De la haute couture, le public ne perçoit que
l'écume : des robes de rêve qui, le temps d'un défilé, tiennent le premier rôle
devant les caméras du monde entier. Mais résumer la haute couture à un spectacle
ou à un art de musée qui fait démonstration de savoir-faire sans âge reviendrait
à négliger une partie mystérieuse et cruciale de cette discipline : les
clientes. Mystérieuse car elles tiennent à leur anonymat, et les maisons
respectent cette confidentialité en demeurant obstinément bouche cousue sur
leur identité comme sur le reste, cultivant soigneusement le secret alors que
d'ordinaire elles ne ratent pas une occasion de communiquer. Cruciale car les
commandes qu'elles passent font vivre cette micro-industrie de haut luxe ainsi que
ses ateliers.
En retour, elles seules font l'expérience concrète de la haute couture,
celle qui commence une fois que la robe a connu son quart d'heure de célébrité.
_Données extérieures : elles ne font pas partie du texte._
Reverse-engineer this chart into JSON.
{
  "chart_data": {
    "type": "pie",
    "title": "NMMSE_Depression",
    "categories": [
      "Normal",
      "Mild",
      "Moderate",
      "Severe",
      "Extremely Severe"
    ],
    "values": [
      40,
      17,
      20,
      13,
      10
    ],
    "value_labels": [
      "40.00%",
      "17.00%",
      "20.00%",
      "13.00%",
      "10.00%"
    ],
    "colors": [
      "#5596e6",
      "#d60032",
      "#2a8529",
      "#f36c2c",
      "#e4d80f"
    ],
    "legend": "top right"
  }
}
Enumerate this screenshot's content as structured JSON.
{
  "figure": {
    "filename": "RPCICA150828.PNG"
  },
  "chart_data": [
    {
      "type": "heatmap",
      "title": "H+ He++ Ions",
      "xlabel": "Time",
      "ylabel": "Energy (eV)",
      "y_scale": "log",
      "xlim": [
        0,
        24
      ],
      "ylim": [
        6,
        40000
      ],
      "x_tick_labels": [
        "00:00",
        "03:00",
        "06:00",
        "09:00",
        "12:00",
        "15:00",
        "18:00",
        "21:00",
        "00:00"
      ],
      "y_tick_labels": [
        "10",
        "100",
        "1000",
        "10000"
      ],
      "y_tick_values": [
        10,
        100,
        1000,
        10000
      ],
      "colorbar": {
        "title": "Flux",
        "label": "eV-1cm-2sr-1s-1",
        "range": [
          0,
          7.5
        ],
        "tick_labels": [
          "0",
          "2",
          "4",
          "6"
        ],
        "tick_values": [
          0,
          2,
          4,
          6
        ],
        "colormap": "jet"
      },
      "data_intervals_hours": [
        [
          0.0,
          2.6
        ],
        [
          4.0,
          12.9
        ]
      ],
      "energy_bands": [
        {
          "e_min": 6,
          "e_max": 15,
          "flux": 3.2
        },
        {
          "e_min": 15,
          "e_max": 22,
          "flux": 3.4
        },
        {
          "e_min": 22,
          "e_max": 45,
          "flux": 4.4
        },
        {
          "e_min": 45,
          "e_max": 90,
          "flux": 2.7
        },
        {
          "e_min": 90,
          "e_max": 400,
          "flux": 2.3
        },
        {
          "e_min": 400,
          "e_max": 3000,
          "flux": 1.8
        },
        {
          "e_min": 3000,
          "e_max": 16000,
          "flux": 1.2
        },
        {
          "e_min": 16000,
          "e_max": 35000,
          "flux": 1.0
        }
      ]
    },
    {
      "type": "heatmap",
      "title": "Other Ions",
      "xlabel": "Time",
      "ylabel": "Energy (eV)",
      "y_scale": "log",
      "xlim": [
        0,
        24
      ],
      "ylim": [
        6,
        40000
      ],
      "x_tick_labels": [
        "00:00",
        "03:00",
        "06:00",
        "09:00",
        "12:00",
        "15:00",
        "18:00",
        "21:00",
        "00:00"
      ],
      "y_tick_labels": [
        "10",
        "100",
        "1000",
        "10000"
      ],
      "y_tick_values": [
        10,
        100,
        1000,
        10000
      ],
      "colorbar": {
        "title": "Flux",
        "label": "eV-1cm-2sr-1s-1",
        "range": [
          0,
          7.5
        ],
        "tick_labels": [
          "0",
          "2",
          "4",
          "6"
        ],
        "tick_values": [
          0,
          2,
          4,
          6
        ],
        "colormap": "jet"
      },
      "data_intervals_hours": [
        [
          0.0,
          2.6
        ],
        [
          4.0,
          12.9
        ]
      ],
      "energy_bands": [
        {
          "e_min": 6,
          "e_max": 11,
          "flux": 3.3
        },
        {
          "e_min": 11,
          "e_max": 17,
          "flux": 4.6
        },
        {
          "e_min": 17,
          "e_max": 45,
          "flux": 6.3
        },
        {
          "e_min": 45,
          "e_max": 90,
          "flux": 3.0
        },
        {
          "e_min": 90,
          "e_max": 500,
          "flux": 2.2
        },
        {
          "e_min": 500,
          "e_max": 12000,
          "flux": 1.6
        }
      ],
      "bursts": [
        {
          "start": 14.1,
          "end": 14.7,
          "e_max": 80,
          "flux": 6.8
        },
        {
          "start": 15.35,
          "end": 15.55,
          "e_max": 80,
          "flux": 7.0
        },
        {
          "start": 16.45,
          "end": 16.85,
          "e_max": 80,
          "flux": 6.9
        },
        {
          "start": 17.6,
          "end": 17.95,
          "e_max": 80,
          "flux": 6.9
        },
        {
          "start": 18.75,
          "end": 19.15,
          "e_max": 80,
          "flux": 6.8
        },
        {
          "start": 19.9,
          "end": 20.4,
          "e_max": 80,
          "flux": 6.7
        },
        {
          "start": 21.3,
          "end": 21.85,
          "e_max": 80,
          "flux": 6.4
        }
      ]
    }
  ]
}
La cliente devient le centre de toutes les attentions et accède à des services taillés
sur mesure. Tout commence par un rendez-vous pris traditionnellement dans les
salons couture des maisons, lieux feutrés et hautement privés qui tiennent davantage
de la suite d'hôtel 5-étoiles que de la boutique, fût-elle de luxe. Dans la
première moitié du XXe siècle, âge d'or de la haute couture, les clientes se
rendaient à Paris trois ou quatre fois par saison pour se livrer aux rituels
des essayages. Cette migration saisonnière distinguait les classes privilégiées,
pour qui ces périples constituaient une étape essentielle dans un circuit de
villégiature perpétuel. Ce style de vie a disparu et avec lui ces pèlerinages
systématiques.
Désormais, les maisons vont aussi au-devant des clientes et transportent
les salons jusqu'à elles. Chez Christian Dior, l'équipe haute couture se rend à
New York deux fois par an, en février et en septembre, pour rencontrer les
clientes. Chez Chanel, le défilé entier peut se déplacer à l'autre bout du
monde. L'année dernière, la collection printemps-été a défilé à Tokyo en
présence de son auteur Karl Lagerfeld. Des sessions de rendez-vous spéciaux ont
également été organisées à Shanghaï, Hong-kong, New York et Los Angeles. La
glorieuse caravane du sur-mesure va là où vivent les clientes potentielles et,
depuis quelques années, elle multiplie les incursions dans les puissances
émergentes, du Brésil à l'Inde. Lors de ces rencontres, la cliente accède à une
expérience rare : celle d'une collaboration étroite et privilégiée avec le
couturier et son équipe. Un dialogue s'instaure avec la directrice de la haute
couture, qui fait le lien entre les créatifs, les ateliers et les clients.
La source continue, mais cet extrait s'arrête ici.